C'est pourquoi les rapporteures souhaitent que le ministère de la culture réouvre ce chantier dans le but d'améliorer les textes réglementaires issus de la loi LCAP.
Recommandation n° 23 : Réouvrir le dossier de la pratique artistique en amateur, afin de combler les failles du cadre réglementaire actuel.
B. PLUSIEURS PROBLÉMATIQUES À TRAITER DANS LE SECTEUR DE LA MUSIQUE
1. Améliorer l'observation économique de la filière musicale
Partant du constat d'un déficit de données économiques sur la filière musicale, préjudiciable tant aux pouvoirs publics qu'aux professionnels, l'article 12 de la loi LCAP crée un observatoire de l'économie de la musique, dans le but d'assurer une meilleure connaissance économique du secteur et une plus grande transparence entre les acteurs.

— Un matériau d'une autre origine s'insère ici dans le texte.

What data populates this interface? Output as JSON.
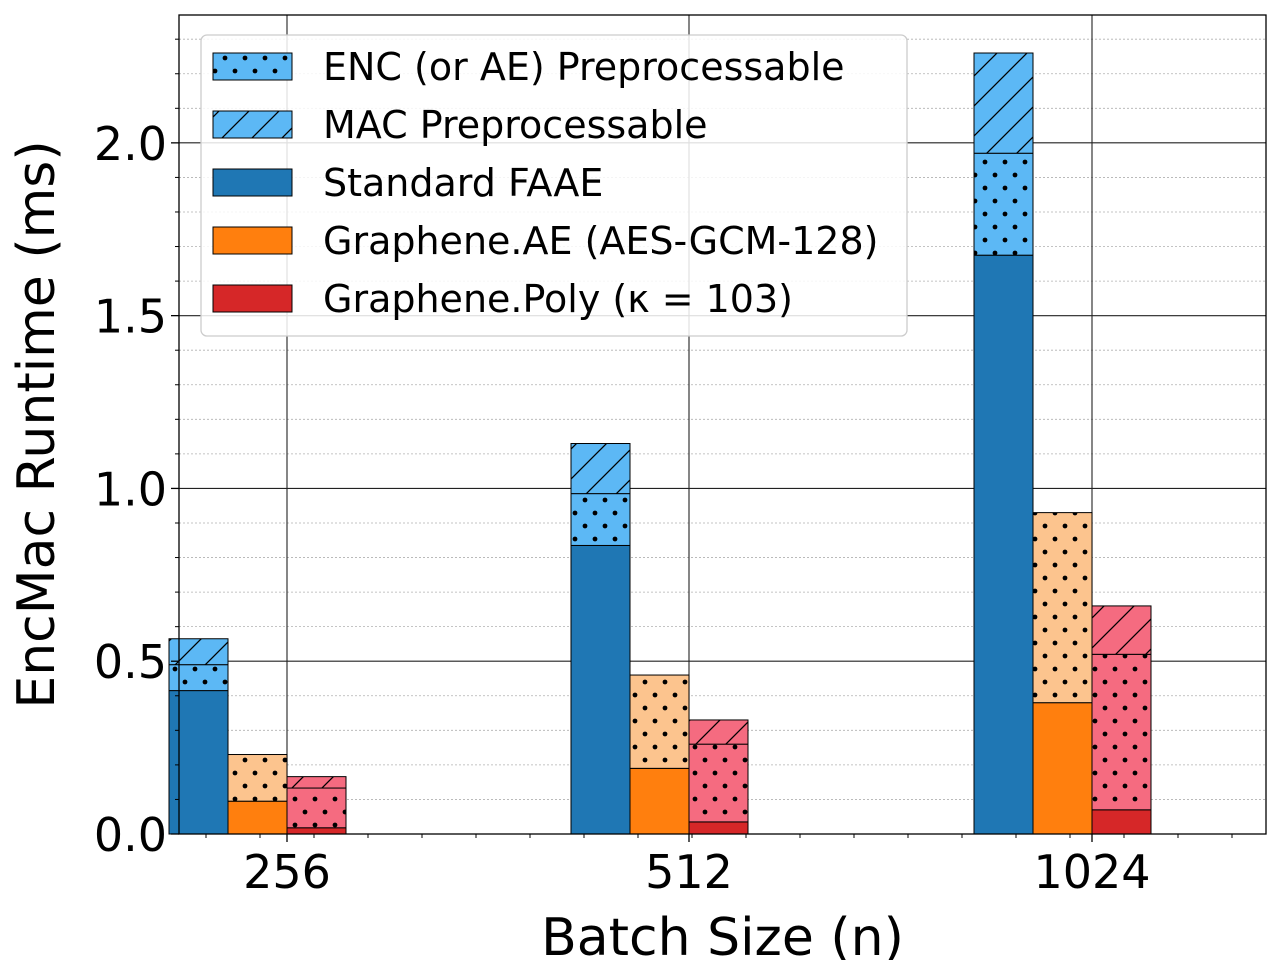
{
  "chart_data": {
    "type": "bar",
    "subtype": "grouped-stacked",
    "title": "",
    "xlabel": "Batch Size (n)",
    "ylabel": "EncMac Runtime (ms)",
    "ylim": [
      0,
      2.37
    ],
    "yticks": [
      0.0,
      0.5,
      1.0,
      1.5,
      2.0
    ],
    "ytick_labels": [
      "0.0",
      "0.5",
      "1.0",
      "1.5",
      "2.0"
    ],
    "yminor_step": 0.1,
    "categories": [
      "256",
      "512",
      "1024"
    ],
    "grid": "major and minor",
    "legend_position": "top-left",
    "legend": [
      {
        "label": "ENC (or AE) Preprocessable",
        "color": "#5cb8f5",
        "hatch": "dots"
      },
      {
        "label": "MAC Preprocessable",
        "color": "#5cb8f5",
        "hatch": "diagonal"
      },
      {
        "label": "Standard FAAE",
        "color": "#1f77b4",
        "hatch": "none"
      },
      {
        "label": "Graphene.AE (AES-GCM-128)",
        "color": "#ff7f0e",
        "hatch": "none"
      },
      {
        "label": "Graphene.Poly (κ = 103)",
        "color": "#d62728",
        "hatch": "none"
      }
    ],
    "series": [
      {
        "name": "Standard FAAE",
        "base_color": "#1f77b4",
        "light_color": "#5cb8f5",
        "base": [
          0.415,
          0.835,
          1.675
        ],
        "enc_preprocessable": [
          0.075,
          0.15,
          0.295
        ],
        "mac_preprocessable": [
          0.075,
          0.145,
          0.29
        ]
      },
      {
        "name": "Graphene.AE (AES-GCM-128)",
        "base_color": "#ff7f0e",
        "light_color": "#fcc48e",
        "base": [
          0.095,
          0.19,
          0.38
        ],
        "enc_preprocessable": [
          0.135,
          0.27,
          0.55
        ],
        "mac_preprocessable": [
          0.0,
          0.0,
          0.0
        ]
      },
      {
        "name": "Graphene.Poly (κ = 103)",
        "base_color": "#d62728",
        "light_color": "#f56b80",
        "base": [
          0.018,
          0.035,
          0.07
        ],
        "enc_preprocessable": [
          0.115,
          0.225,
          0.45
        ],
        "mac_preprocessable": [
          0.033,
          0.07,
          0.14
        ]
      }
    ]
  }
}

Cette nouvelle structure a d'abord été rattachée au Centre national de la chanson, des variétés et du jazz (CNV), puis intégrée au Centre national de la musique (CNM) lors de la fusion du CNV et de quatre associations au sein du nouvel opérateur public national en 2020.

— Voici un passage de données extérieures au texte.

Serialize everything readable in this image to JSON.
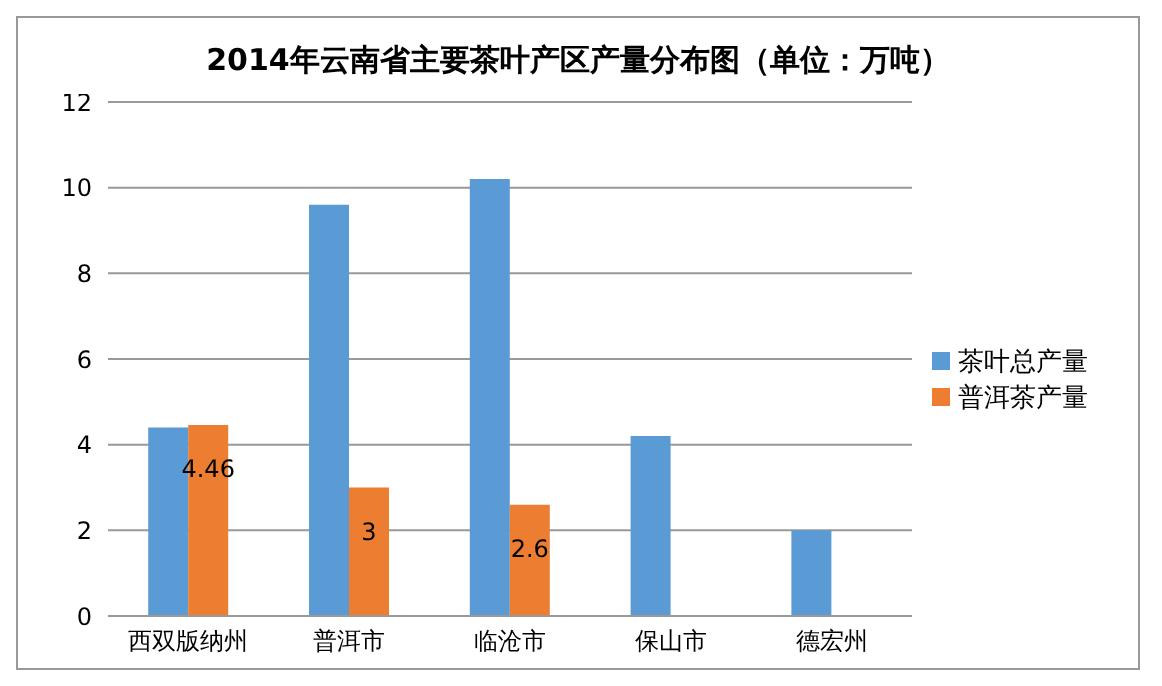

Pour accomplir cette mission d'observation de la filière musicale, le CNM s'est doté d'une direction des études et de la prospective qui produit chaque année des études thématiques, des baromètres et, plus ponctuellement, des études en réponse à des demandes spécifiques du ministère de la culture. Le choix, la réalisation et la publication de ces études reposent, comme les autres activités du CNM, sur une démarche de concertation avec les représentants de la filière.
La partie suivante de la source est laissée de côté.